A question from Reddit’s /r/mysql led to a longer discussion of cursors and how they are implemented in MySQL, and what the advantages and drawbacks are.
The OP probably had a slow query, but was misphrasing the question:
I am having performance problems where my cursor is taking 6-8 seconds to go through a hundred rows. I think this is because I am also using while loops to loop through JSON objects to pull information. I am wondering if cursors are usually this slow or if I have set it up poorly.
This turned into a longer exchange about the MySQL C API and the other APIs - some of them have been created by wrapping the C-API, others reimplemented the protocol from scratch.

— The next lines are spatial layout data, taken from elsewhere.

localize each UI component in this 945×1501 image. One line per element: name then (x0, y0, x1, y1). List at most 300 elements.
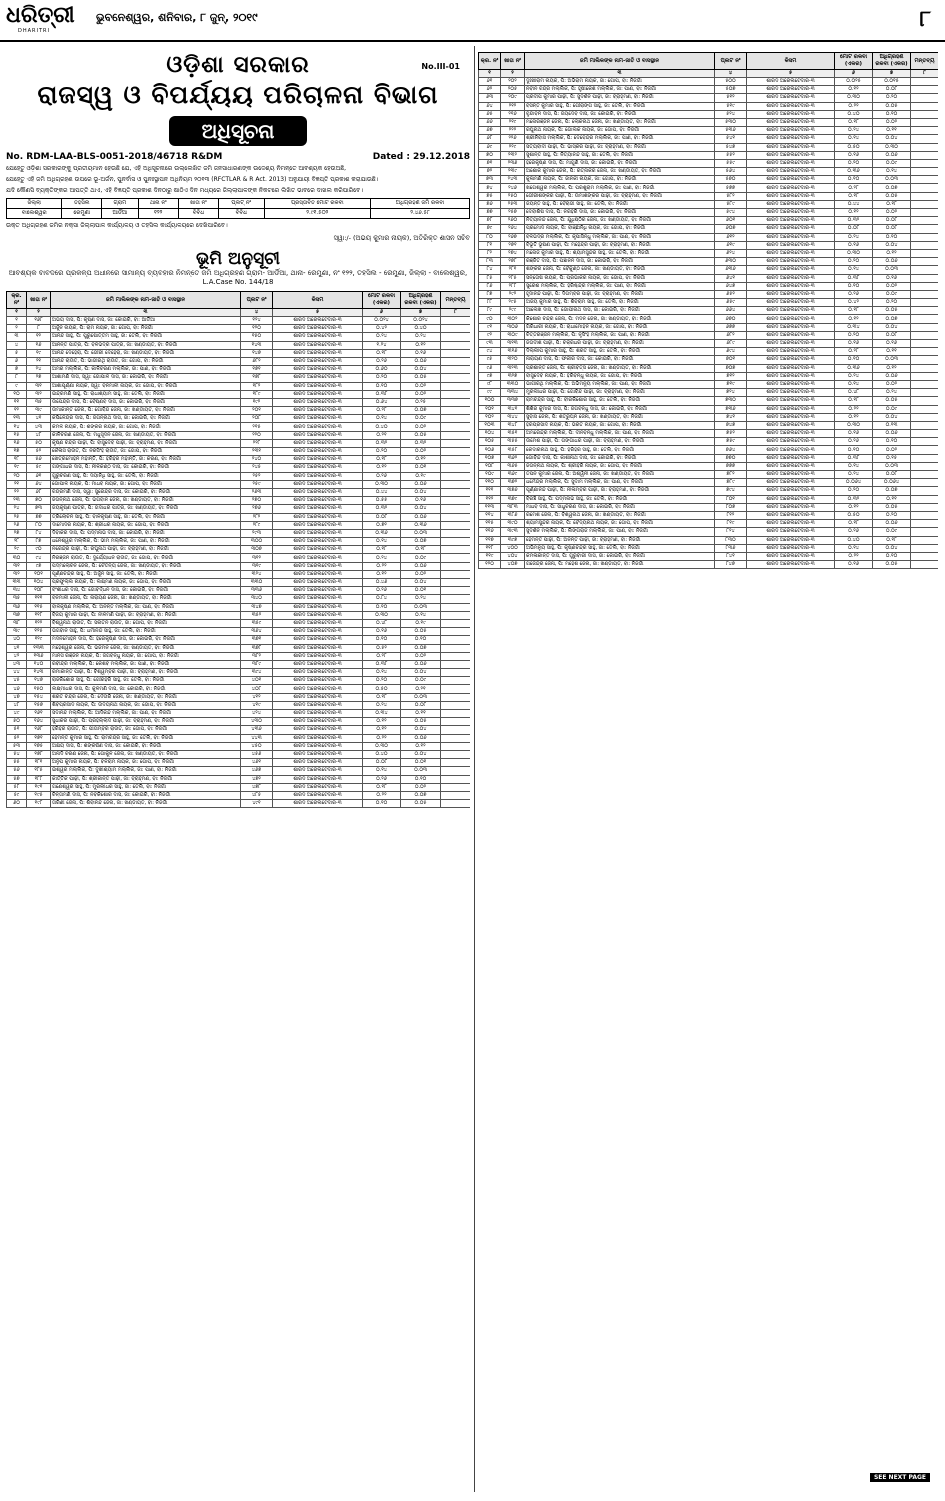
remarks-cell (441, 718, 471, 726)
khata-cell: ୮୦ (27, 521, 51, 529)
owner-cell: ବୃନ୍ଦାବନ ଦାସ, ପି: ଜୟଦେବ ଦାସ, ଜା: କୋଇରି, ବା: ନିଜଗାଁ (525, 110, 715, 118)
plot-cell: ୬୭୦ (715, 315, 747, 323)
khata-cell: ୪୧ (27, 415, 51, 423)
serial-cell: ୧୪ (7, 423, 27, 431)
remarks-cell (911, 159, 939, 167)
remarks-cell (911, 364, 939, 372)
total-area-cell: ୦.୨୪ (835, 233, 873, 241)
total-area-cell: ୦.୦୬୪ (835, 479, 873, 487)
table-row (7, 685, 471, 693)
remarks-cell (441, 456, 471, 464)
total-area-cell: ୦.୫୫ (363, 497, 401, 505)
remarks-cell (441, 357, 471, 365)
owner-cell: ପୂର୍ଣ୍ଣଚନ୍ଦ୍ର ସାହୁ, ପି: ଅର୍ଜୁନ ସାହୁ, ଜା: ତେଲି, ବା: ନିଜଗାଁ (51, 570, 241, 578)
acquired-area-cell: ୦.୦୯ (401, 415, 441, 423)
khata-cell: ୨୫୩ (501, 200, 525, 208)
owner-cell: ଗଜେନ୍ଦ୍ର ଜେନା, ପି: ମହେଶ ଜେନା, ଜା: ଖଣ୍ଡାୟତ, ବା: ନିଜଗାଁ (525, 561, 715, 569)
remarks-cell (911, 249, 939, 257)
table-row (7, 448, 471, 456)
khata-cell: ୩୫୫ (501, 438, 525, 446)
remarks-cell (441, 579, 471, 587)
acquired-area-cell: ୦.୩୬ (401, 521, 441, 529)
owner-cell: ତାରିଣୀ ଜେନା, ପି: ଶିବାନନ୍ଦ ଜେନା, ଜା: ଖଣ୍ଡାୟତ, ବା: ନିଜଗାଁ (51, 800, 241, 808)
khata-cell: ୨୨୨ (501, 127, 525, 135)
kisam-cell: ଶାରଦ ଅରେଲଟେଦାର-୩ (273, 357, 363, 365)
total-area-cell: ୦.୩୦ (363, 480, 401, 488)
kisam-cell: ଶାରଦ ଅରେଲଟେଦାର-୩ (273, 521, 363, 529)
khata-cell: ୨୭ (27, 374, 51, 382)
plot-cell: ୪୧୯ (241, 701, 273, 709)
owner-cell: ସଦାନନ୍ଦ ମଲ୍ଲିକ, ପି: ଆଦିକନ୍ଦ ମଲ୍ଲିକ, ଜା: ପାଣ, ବା: ନିଜଗାଁ (51, 710, 241, 718)
owner-cell: ବନମାଳୀ ଜେନା, ପି: ନାରାୟଣ ଜେନା, ଜା: ଖଣ୍ଡାୟତ, ବା: ନିଜଗାଁ (51, 595, 241, 603)
remarks-cell (911, 356, 939, 364)
kisam-cell: ଶାରଦ ଅରେଲଟେଦାର-୩ (273, 431, 363, 439)
serial-cell: ୪୯ (7, 710, 27, 718)
acquired-area-cell: ୦.୦୨ (873, 380, 911, 388)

When the server executes a query, the result is shipped to the client as a result set, which we can imagine as a table made up from rows made up from columns. The server tries to resolve the query in a streaming fashion, because that allows it to ship each row as it is being produced, saving memory in the server. The default Join Algorithm MySQL uses, Nested Loop Join, is well suited for this.
So unless the result set needs to be captured for further treatment in the server (indicated by “using temporary” or “using filesort” in the EXPLAIN), it is being shipped to the client as it is being produced.
The client by default downloads the whole result set into memory, and keeps it there until it is no longer needed (until mysql_free_result() is being called in the C API). This can use a lot of memory, but it allows the client to jump around in the result set randomly. The host language can request this mode (it is the default) with the function mysql_store_result().
If you expect very large result sets you can save a lot of memory, at the cost of losing the capability of random access to the result set, by requesting a streaming mode with mysql_use_result.
In this mode, each result set row is being downloaded as it is needed - until then it is being queued in the server. In fact, streaming query execution in the server is stalled. Only as the client requests another row the server begins to produce this row, synchronizing query execution in the server and the client. This used to be a Bad Thing™ because with MyISAM queries a table lock was held by an executing query, and if the client stalls query execution in mysql_use_result() mode locks on the server will be held longer and memory resources will be held longer, straining scarce server resources.
With InnoDB, things became better - locking is different, and with MVCC readers are never stalled by writers (or other readers). Still, mysql_store_result() is the default, and this is mostly a good thing.
Only for programs such as
mysqldump the streaming mode is the default. mysqldump calls it the
--quick-mode and it is on by default. Otherwise mysqldump would try to download the entire database into client memory, and that is usually a very bad idea. You could run
mysqldump --skip-quick-mode and watch the mysqldump binary bloat until you get a visit from the OOM killer.
So how is this done in different language APIs?
https://metacpan.org/pod/DBD::mysql#DATABASE-HANDLES, scroll down to mysql_store_result
https://www.php.net/manual/en/mysqli.use-result.php, see examples there. PHP contains an independent implementation of the MySQL protocol with a different memory management that leverages Zend Values (ZVALs) in order to prevent data duplication, the situation is a bit more complicated and a lot more efficient here.
https://dev.mysql.com/doc/connector-j/8.0/en/connector-j-reference-implementation-notes.html, scroll down to ResultSet, look up fetchSize().
JDBC is a protocol implementation in native Java and is not based on Connector/C alias libmysqlclient.a. Things could be different here, within limits (the protocol is still the same), but mostly aren’t.
https://dev.mysql.com/doc/connector-odbc/en/connector-odbc-configuration-connection-parameters.html, scroll down to the prefetch parameter.
ODBC is a protocol implementation that is not based on Connector/C alias libmysqlclient.a. Things are different here, mostly because ODBC is a very rigid specification and a lot of things cannot be easily mapped from ODBC-think into MySQL-realities. There are a lot of parameters and magical values. Tread with care.